In Jamaica, Women's History Month and an online skills seminar came together as a Wikipedia-edit-a-thon. It was an event held to help female artists gain a stronger presence online. NY1's Lindsay Tuchman filed the following report.

Faith Holland is an artist wi​th a mission to fix a gender gap in what may be surprising area to some people.

"I think it's important to sort of fill in the gaps, the gender gaps that are happening across Wikipedia and give particularly women artists and women artists of color a presence on Wikipedia," Holland explained.

Holland was the host of an Art+Feminism Wikipedia-Edit-a-Thon held at the Jamaica Center for Arts and Learning on Saturday.
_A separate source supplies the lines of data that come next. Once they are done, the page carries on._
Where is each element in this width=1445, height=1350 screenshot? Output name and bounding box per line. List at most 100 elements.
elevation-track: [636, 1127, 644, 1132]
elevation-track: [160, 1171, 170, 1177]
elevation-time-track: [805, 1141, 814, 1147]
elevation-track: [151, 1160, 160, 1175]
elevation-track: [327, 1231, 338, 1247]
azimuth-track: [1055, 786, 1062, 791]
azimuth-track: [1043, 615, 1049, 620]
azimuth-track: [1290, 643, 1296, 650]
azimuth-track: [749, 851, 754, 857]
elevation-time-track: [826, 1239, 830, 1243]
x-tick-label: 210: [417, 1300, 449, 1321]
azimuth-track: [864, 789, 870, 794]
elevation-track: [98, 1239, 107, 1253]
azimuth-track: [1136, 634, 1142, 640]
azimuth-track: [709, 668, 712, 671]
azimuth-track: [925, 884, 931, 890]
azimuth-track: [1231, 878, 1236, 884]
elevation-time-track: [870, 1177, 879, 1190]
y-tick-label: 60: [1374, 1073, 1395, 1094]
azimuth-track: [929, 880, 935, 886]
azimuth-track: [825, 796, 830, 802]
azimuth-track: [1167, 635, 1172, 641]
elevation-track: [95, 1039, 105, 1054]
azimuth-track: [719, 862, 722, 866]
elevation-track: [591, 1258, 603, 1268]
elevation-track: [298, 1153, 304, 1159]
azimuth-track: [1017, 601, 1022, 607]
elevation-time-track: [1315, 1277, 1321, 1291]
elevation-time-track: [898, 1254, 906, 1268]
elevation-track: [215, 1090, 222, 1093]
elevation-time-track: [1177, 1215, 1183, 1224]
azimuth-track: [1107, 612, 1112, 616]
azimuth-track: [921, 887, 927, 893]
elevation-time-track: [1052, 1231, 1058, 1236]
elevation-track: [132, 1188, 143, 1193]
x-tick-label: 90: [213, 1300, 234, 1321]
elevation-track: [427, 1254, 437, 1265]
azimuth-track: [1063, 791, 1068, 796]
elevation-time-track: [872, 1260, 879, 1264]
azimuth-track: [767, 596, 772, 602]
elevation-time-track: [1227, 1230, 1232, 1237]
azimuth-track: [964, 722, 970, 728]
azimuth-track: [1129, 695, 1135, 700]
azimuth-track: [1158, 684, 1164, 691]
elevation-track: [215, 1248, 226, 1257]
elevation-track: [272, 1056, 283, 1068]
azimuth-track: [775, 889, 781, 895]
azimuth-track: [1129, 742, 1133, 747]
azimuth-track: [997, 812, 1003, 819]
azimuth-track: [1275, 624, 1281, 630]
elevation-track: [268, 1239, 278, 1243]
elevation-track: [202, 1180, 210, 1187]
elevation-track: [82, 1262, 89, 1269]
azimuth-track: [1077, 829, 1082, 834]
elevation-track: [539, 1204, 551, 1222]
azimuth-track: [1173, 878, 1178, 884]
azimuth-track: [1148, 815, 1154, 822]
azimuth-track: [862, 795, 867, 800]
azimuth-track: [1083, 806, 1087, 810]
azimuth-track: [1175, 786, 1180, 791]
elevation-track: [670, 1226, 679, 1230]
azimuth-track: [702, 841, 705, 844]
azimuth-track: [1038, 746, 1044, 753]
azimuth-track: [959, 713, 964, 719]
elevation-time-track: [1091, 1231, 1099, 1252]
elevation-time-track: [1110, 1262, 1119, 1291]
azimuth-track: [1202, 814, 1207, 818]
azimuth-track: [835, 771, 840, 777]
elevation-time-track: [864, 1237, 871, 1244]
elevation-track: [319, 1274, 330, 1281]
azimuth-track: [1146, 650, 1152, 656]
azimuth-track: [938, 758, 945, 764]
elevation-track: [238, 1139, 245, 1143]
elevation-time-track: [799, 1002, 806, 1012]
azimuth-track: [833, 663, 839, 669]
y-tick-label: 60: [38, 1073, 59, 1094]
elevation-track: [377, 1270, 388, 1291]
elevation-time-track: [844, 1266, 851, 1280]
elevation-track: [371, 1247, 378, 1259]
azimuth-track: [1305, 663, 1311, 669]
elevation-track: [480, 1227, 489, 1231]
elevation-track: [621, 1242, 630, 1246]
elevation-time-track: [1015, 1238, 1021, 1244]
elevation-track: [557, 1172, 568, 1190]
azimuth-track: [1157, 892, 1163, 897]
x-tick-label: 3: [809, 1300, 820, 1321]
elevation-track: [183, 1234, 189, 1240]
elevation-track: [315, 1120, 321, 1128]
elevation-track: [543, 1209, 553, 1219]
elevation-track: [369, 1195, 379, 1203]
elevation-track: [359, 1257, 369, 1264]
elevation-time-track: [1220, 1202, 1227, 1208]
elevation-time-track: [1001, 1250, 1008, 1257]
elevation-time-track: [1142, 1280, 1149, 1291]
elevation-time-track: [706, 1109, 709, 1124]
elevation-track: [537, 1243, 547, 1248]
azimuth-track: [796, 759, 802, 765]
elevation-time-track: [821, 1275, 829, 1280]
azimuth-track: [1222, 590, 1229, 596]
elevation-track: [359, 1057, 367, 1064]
It was one of hundreds of events, held all over the world, where people came together to edit pages on the massive internet database. The goal was to create and update pages for female artists.
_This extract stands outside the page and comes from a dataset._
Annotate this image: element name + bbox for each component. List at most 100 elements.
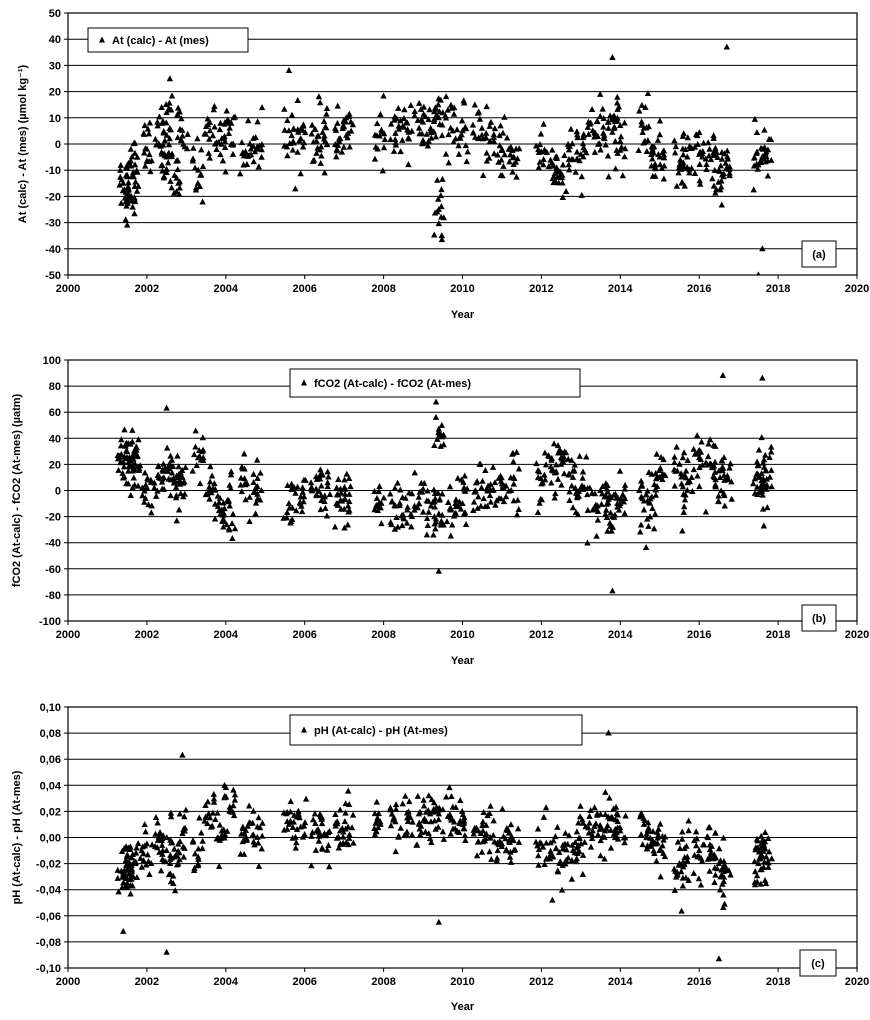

"As a woman artist it's a harder path, it's a longer path,” Holland told NY1. “Many women don't get recognized till their much older."

Rejin Leys agreed, she is also an artist, and attended the edit-a-thon to help her peers.

"Anyone or anything that isn't referenced in there you know particularly for young people, they're not going to find out about those things and if they don't find it on Wikipedia they don't think it's important,” Leys said. “So you have work by a lot of female artists that are very important but are going to be lost in history."

Holland also said Wikipedia content is often skewed by who's creating it.

In a 2011 survey, the Wikimedia Foundation found that less than 10% of its contributors identified as female.

That statistic was alarming to participant Clare Sherry who said the fight for equality is a long one.

"I try not to dwell on it and try to think 'hey we're doing something!" she said.